For example, I frequently see explanations like "'C++ reference' is an alias for a variable.". . . . Really? . . . Let me think of an example (an example of a typical usage of 'reference', not any unlikely nit-picking example).

@C++ Source Code
#include <iostream>

void referenceArgumentFunction (int const & a_integerReference) {
	::std::cout << "### The argument value is " << a_integerReference << "." << ::std::endl << ::std::flush;
}

int main (int a_argumentsNumber, char const * a_arguments []) {
	referenceArgumentFunction (2 * 3);
}

Which is the variable for which the reference ('a_integerReference') is an alias? . . . '2 * 3'? Is '2 * 3' officially a variable? . . . If so, I demand the definition of 'variable' on which the statement is based.

Well, why do not we use terms more carefully? . . . One of my primary opinions is that any adequate description is based on an adequate terminology, and in any adequate terminology, each term has to represent a single distinct concept.

Of course, I know that each of most words in human languages has actually several meanings, but in my opinion, it is that such a word is used in multiple domains as a term in each domain, and in each domain, each term still has to have a single meaning (I am saying that that is a target to be aimed at, not that I manage to always hit the bull's-eye). For example, 'variable' has several meanings (in the domain of meteorology, 'variable' seems to mean a variable wind as contrasted with 'trade wind'), but has to represent a single concept in the domain of programming language.

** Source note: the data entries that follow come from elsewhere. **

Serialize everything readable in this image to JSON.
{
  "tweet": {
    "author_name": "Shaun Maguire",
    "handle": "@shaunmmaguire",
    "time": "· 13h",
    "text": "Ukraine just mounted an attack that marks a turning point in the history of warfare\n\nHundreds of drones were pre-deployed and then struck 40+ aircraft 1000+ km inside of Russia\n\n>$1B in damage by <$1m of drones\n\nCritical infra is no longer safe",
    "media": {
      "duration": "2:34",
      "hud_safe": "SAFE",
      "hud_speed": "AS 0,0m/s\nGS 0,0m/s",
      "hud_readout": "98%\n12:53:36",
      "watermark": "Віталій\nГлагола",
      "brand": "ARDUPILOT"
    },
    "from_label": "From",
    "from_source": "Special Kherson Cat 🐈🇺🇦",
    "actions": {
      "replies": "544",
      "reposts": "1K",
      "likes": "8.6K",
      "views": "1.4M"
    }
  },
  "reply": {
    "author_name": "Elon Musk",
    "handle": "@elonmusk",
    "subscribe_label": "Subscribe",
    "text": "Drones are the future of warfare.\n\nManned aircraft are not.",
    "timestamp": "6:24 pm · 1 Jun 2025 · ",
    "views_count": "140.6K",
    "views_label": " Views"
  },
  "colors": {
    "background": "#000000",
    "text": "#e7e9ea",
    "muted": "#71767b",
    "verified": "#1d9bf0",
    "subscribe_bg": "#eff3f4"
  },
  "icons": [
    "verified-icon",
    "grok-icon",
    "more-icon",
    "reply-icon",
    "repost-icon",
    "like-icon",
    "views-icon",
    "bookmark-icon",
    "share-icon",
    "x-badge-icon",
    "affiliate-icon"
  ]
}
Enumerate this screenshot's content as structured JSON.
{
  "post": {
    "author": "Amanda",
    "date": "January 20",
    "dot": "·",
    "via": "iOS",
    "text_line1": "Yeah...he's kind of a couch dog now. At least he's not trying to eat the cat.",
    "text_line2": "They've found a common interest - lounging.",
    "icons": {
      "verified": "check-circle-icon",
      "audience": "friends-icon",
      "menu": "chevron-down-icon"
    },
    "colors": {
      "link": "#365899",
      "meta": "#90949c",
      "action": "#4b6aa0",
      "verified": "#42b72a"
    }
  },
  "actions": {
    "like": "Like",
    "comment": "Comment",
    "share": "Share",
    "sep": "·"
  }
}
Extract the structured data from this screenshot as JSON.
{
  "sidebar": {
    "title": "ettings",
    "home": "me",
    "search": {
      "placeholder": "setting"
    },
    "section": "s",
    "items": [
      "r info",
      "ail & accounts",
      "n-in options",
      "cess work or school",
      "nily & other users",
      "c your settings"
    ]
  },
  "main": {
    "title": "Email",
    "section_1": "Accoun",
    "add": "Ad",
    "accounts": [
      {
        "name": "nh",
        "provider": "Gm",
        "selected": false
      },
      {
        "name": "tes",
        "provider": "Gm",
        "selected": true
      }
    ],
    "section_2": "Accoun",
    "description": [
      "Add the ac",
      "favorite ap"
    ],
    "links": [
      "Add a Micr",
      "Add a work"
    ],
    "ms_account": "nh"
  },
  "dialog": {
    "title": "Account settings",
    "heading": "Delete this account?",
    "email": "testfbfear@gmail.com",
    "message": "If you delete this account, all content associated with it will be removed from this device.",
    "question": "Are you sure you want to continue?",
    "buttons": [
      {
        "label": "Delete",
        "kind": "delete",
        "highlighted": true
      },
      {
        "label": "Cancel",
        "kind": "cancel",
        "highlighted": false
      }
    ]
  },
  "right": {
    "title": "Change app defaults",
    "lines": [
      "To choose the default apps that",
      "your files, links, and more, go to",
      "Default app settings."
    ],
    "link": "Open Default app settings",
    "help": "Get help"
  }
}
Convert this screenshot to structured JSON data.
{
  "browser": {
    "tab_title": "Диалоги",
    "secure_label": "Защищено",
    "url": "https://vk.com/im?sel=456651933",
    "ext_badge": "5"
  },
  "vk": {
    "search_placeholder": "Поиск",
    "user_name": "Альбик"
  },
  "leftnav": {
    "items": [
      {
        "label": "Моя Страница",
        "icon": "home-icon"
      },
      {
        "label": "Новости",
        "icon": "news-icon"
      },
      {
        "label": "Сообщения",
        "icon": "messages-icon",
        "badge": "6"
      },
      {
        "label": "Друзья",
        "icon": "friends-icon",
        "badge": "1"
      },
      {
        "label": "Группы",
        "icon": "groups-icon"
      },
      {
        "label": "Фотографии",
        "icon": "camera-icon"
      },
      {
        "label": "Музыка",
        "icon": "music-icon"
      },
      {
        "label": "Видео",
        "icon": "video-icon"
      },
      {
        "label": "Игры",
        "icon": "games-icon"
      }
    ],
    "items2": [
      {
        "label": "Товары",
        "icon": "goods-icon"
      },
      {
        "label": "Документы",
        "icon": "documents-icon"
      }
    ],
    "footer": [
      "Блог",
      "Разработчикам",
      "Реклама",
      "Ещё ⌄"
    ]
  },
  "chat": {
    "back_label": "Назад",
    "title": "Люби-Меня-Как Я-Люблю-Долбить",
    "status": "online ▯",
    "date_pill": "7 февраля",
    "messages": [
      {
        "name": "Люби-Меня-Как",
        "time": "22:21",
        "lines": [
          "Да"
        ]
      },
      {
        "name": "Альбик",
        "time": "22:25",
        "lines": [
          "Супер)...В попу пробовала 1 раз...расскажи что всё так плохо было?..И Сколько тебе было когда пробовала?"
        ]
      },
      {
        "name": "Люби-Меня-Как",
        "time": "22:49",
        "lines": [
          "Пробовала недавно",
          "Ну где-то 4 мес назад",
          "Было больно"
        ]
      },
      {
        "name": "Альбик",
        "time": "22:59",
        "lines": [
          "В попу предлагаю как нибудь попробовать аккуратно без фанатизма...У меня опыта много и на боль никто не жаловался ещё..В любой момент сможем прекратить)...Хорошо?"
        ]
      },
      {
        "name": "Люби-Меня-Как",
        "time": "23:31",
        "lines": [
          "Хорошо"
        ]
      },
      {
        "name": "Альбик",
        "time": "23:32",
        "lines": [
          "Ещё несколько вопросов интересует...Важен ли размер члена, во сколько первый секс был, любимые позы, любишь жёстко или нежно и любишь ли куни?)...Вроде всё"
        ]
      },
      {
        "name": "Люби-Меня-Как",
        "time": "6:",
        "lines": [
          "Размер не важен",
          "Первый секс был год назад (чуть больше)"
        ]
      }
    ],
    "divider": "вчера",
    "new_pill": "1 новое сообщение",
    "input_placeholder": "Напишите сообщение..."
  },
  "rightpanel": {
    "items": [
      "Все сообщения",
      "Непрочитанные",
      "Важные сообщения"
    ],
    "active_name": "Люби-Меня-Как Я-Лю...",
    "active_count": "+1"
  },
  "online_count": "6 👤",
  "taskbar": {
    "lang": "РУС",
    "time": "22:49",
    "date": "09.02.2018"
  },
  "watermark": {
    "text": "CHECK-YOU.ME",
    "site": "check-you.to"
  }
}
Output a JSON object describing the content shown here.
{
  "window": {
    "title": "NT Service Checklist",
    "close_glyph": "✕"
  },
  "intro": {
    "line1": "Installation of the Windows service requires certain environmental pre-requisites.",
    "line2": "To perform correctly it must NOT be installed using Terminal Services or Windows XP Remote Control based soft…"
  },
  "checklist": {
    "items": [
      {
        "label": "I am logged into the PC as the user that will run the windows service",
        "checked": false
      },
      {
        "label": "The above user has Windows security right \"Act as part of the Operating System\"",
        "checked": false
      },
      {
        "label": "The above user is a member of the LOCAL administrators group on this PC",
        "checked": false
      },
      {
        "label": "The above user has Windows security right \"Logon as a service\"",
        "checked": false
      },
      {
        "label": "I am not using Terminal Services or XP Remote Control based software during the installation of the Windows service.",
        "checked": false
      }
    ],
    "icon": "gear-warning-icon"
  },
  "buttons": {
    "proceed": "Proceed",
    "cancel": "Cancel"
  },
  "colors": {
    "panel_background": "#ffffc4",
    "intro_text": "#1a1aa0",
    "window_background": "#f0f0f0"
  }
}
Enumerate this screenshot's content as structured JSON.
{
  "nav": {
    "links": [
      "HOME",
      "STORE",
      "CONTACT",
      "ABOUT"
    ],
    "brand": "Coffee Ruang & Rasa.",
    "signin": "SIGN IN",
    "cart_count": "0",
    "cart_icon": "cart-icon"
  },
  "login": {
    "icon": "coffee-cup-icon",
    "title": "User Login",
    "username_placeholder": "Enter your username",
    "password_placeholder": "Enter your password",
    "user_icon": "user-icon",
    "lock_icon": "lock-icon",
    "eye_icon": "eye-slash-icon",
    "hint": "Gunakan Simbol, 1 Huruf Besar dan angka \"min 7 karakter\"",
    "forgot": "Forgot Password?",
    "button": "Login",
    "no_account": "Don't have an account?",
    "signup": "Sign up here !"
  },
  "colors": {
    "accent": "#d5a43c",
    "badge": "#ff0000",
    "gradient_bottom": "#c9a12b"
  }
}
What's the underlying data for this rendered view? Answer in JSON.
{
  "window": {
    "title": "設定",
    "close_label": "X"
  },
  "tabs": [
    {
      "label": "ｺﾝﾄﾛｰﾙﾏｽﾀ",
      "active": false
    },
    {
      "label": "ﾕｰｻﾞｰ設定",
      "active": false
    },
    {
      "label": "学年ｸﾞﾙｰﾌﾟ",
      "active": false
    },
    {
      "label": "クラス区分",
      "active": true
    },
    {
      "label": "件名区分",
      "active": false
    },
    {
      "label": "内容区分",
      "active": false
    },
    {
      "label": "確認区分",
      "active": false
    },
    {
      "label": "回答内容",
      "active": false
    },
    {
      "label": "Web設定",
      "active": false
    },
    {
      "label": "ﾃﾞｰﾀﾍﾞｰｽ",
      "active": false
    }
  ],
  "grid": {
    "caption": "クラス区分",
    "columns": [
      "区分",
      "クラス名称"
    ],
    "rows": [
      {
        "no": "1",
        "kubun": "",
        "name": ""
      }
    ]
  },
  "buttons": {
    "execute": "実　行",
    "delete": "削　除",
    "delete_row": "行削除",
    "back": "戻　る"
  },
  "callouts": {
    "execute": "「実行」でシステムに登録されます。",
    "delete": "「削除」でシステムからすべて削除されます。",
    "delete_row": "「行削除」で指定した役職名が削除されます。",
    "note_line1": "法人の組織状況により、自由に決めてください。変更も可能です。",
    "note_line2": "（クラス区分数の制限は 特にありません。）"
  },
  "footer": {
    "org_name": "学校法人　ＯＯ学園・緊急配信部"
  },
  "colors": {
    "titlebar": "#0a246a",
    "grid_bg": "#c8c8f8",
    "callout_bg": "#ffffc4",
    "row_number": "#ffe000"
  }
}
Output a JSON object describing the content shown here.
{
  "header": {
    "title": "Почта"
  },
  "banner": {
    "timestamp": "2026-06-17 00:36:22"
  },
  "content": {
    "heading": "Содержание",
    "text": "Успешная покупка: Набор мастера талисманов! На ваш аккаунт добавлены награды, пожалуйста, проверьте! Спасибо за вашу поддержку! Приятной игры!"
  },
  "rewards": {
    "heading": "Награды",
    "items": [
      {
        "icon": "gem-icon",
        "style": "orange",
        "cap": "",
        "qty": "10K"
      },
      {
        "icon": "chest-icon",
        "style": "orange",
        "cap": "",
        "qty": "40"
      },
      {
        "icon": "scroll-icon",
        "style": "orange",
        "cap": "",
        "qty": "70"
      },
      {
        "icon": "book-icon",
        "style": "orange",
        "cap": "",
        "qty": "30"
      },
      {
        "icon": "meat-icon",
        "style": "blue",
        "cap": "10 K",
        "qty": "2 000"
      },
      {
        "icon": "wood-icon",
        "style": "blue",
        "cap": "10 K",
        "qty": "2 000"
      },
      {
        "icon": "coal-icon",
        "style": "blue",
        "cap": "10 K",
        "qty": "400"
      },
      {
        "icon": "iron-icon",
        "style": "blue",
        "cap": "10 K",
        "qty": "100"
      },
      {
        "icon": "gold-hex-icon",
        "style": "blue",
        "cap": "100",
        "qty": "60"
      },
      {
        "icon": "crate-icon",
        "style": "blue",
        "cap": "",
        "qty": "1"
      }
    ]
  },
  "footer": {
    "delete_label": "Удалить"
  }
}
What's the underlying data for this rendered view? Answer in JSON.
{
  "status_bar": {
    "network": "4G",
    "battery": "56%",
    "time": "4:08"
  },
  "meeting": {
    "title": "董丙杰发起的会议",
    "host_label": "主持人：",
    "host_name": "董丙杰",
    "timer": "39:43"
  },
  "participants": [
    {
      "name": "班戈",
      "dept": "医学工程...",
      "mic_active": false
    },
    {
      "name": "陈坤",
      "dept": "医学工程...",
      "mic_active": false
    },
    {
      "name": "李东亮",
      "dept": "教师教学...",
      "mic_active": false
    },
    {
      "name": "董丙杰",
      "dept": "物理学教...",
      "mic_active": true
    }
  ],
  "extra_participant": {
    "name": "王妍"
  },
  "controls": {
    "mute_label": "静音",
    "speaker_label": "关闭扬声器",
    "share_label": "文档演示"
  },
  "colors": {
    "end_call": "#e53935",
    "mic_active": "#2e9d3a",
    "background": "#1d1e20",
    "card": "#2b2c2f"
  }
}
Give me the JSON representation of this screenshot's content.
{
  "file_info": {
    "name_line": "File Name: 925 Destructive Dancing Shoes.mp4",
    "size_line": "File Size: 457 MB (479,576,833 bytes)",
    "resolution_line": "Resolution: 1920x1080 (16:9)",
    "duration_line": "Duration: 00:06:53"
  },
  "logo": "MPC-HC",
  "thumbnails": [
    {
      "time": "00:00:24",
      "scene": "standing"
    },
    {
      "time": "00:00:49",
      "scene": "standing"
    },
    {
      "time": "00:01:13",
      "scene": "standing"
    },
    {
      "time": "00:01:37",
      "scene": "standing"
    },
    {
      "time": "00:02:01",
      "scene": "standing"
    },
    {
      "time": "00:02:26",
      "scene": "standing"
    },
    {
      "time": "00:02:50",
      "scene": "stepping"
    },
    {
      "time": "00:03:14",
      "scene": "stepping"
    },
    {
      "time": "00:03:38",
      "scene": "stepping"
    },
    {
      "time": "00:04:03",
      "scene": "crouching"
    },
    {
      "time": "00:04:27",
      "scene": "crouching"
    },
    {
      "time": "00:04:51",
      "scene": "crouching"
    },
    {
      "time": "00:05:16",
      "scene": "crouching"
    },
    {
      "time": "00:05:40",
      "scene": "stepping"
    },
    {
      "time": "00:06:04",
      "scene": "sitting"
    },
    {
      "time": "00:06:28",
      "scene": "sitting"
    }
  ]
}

I also insist that misnomers should be avoided.

For example, one of my pet peeves is "serverless". Should one call something "serverless" while it is not serverless at all? . . . Certainly, logically speaking, if a term is defined clearly and used consistently, any misunderstanding may be avoided, whatever the name is (any name is intrinsically arbitrary). However, any name has a certain connotation based on the name and unavoidably evokes an image that corresponds to the connotation: the name, "serverless", evokes (against my will) an image of something serverless and I have to correct myself that it is not serverless at all, which irritates me every time when I encounter the usage of "serverless". . . . In fact, I suspect an intention of fraud in such a term. So, I think that any term should not be given any name that has a connotation that blatantly betrays the concept represented by the term.

In this article, I will distinguish four basic terms, 'datum', 'variable', 'expression', and 'value'.


Main Body


1: A Note


Hypothesizer 7
I know that my definitions of the four terms, 'datum', 'variable', 'expression', and 'value', may not coincide with some people's (for example, some people use "value" meaning 'datum' for me), and also I know that I am not in any position to push my definitions to anybody: any one can make a different terminology.

However, I insist that in any terminology, each term has to represent a single distinct concept and has to be used consistently meaning the concept. As I cannot find any satisfactory widely-used terminology, I have no option but to make one myself: I am not particularly trying to be different.


2: What Is 'Datum'?


Hypothesizer 7
What is 'datum'? . . . Any datum ('memory datum', to be exact) is a single presumed physical in-memory existence of a piece of information.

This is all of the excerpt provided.